文秉霖听到霁月的允诺,眉头舒展了些,他站起身来郑重跪拜道:“臣谢过陛下。”
霁月站起身将文秉霖扶了起来。
“今日之后,朕的后方就交给文将军你了。”
文秉霖离开后,霁月以“探讨南安城中风靡一时的话本子”为由,将兰亭召到了上书房。
还好霁月那日按照兰亭所说,没有将兰亭升到那些惹人眼的职位上去,舒明远便对兰亭也不是那么警惕,毕竟一个小小的监察御史,翻不出什么大的水花来。

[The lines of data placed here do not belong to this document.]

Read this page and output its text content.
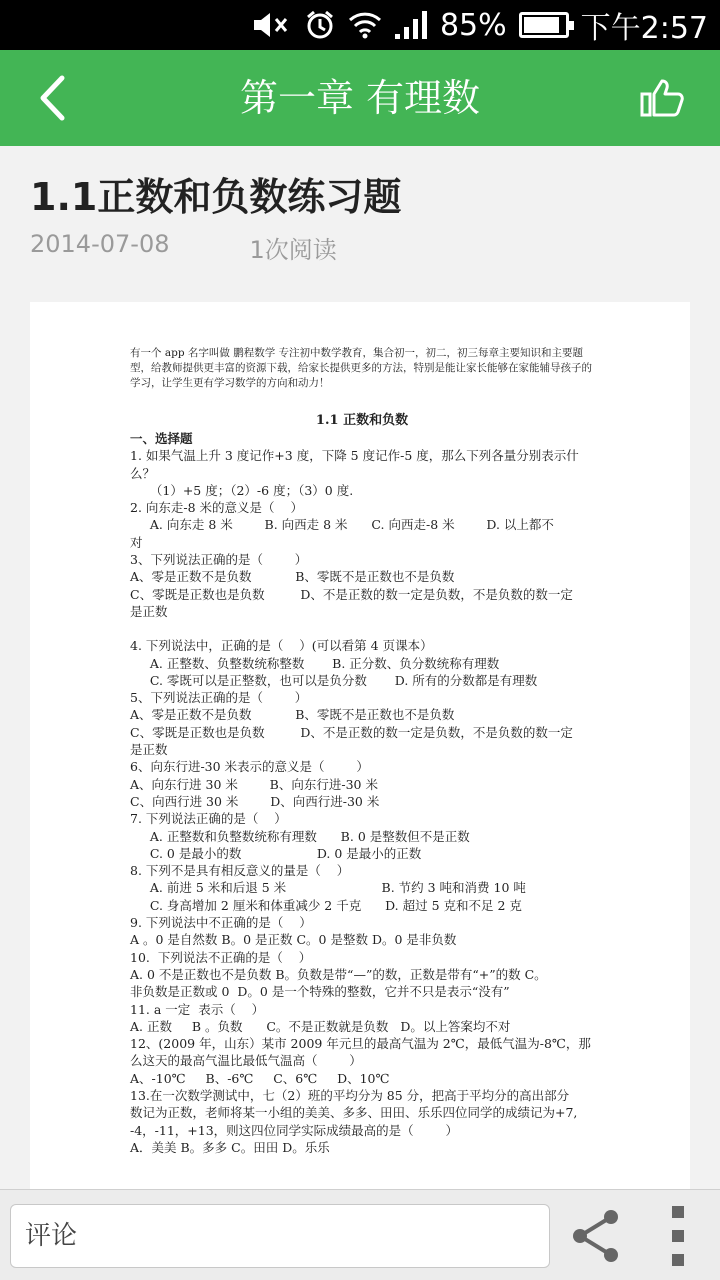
85% 下午2:57
第一章 有理数
1.1正数和负数练习题
2014-07-08	1次阅读
有一个 app 名字叫做 鹏程数学 专注初中数学教育，集合初一，初二，初三每章主要知识和主要题型，给教师提供更丰富的资源下载，给家长提供更多的方法，特别是能让家长能够在家能辅导孩子的学习，让学生更有学习数学的方向和动力！
1.1 正数和负数
一、选择题
1. 如果气温上升 3 度记作+3 度，下降 5 度记作-5 度，那么下列各量分别表示什么？
（1）+5 度；（2）-6 度；（3）0 度.
2. 向东走-8 米的意义是（    ）
A. 向东走 8 米        B. 向西走 8 米      C. 向西走-8 米        D. 以上都不
对
3、下列说法正确的是（        ）
A、零是正数不是负数           B、零既不是正数也不是负数
C、零既是正数也是负数         D、不是正数的数一定是负数，不是负数的数一定
是正数
4. 下列说法中，正确的是（    ）(可以看第 4 页课本）
A. 正整数、负整数统称整数       B. 正分数、负分数统称有理数
C. 零既可以是正整数，也可以是负分数       D. 所有的分数都是有理数
5、下列说法正确的是（        ）
A、零是正数不是负数           B、零既不是正数也不是负数
C、零既是正数也是负数         D、不是正数的数一定是负数，不是负数的数一定
是正数
6、向东行进-30 米表示的意义是（        ）
A、向东行进 30 米        B、向东行进-30 米
C、向西行进 30 米        D、向西行进-30 米
7. 下列说法正确的是（    ）
A. 正整数和负整数统称有理数      B. 0 是整数但不是正数
C. 0 是最小的数                   D. 0 是最小的正数
8. 下列不是具有相反意义的量是（    ）
A. 前进 5 米和后退 5 米                        B. 节约 3 吨和消费 10 吨
C. 身高增加 2 厘米和体重减少 2 千克      D. 超过 5 克和不足 2 克
9. 下列说法中不正确的是（    ）
A 。0 是自然数 B。0 是正数 C。0 是整数 D。0 是非负数
10.  下列说法不正确的是（    ）
A. 0 不是正数也不是负数 B。负数是带“—”的数，正数是带有“+”的数 C。
非负数是正数或 0  D。0 是一个特殊的整数，它并不只是表示“没有”
11. a 一定  表示（    ）
A. 正数     B 。负数      C。不是正数就是负数   D。以上答案均不对
12、(2009 年，山东）某市 2009 年元旦的最高气温为 2℃，最低气温为-8℃，那
么这天的最高气温比最低气温高（        ）
A、-10℃     B、-6℃     C、6℃     D、10℃
13.在一次数学测试中，七（2）班的平均分为 85 分，把高于平均分的高出部分
数记为正数，老师将某一小组的美美、多多、田田、乐乐四位同学的成绩记为+7,
-4，-11，+13，则这四位同学实际成绩最高的是（        ）
A．美美 B。多多 C。田田 D。乐乐
评论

自打那日两人在月下吻了彼此,霁月近日来总是处于一种“别扭”状态。
也是,十六年来头一次,害羞些也说道过去。
兰亭倒是年长他几岁,面儿上还能端得住,但那晚他却实打实吃了一惊,他没想到霁月一下子能和他亲近到这种程度。
霁月将同文秉霖之间的所言所语全部给兰亭讲了一遍,后者听完全部,并不感到意外。
“文将军也是用情至深的人呐。”兰亭总结道。
“不知朕这样做的可对?”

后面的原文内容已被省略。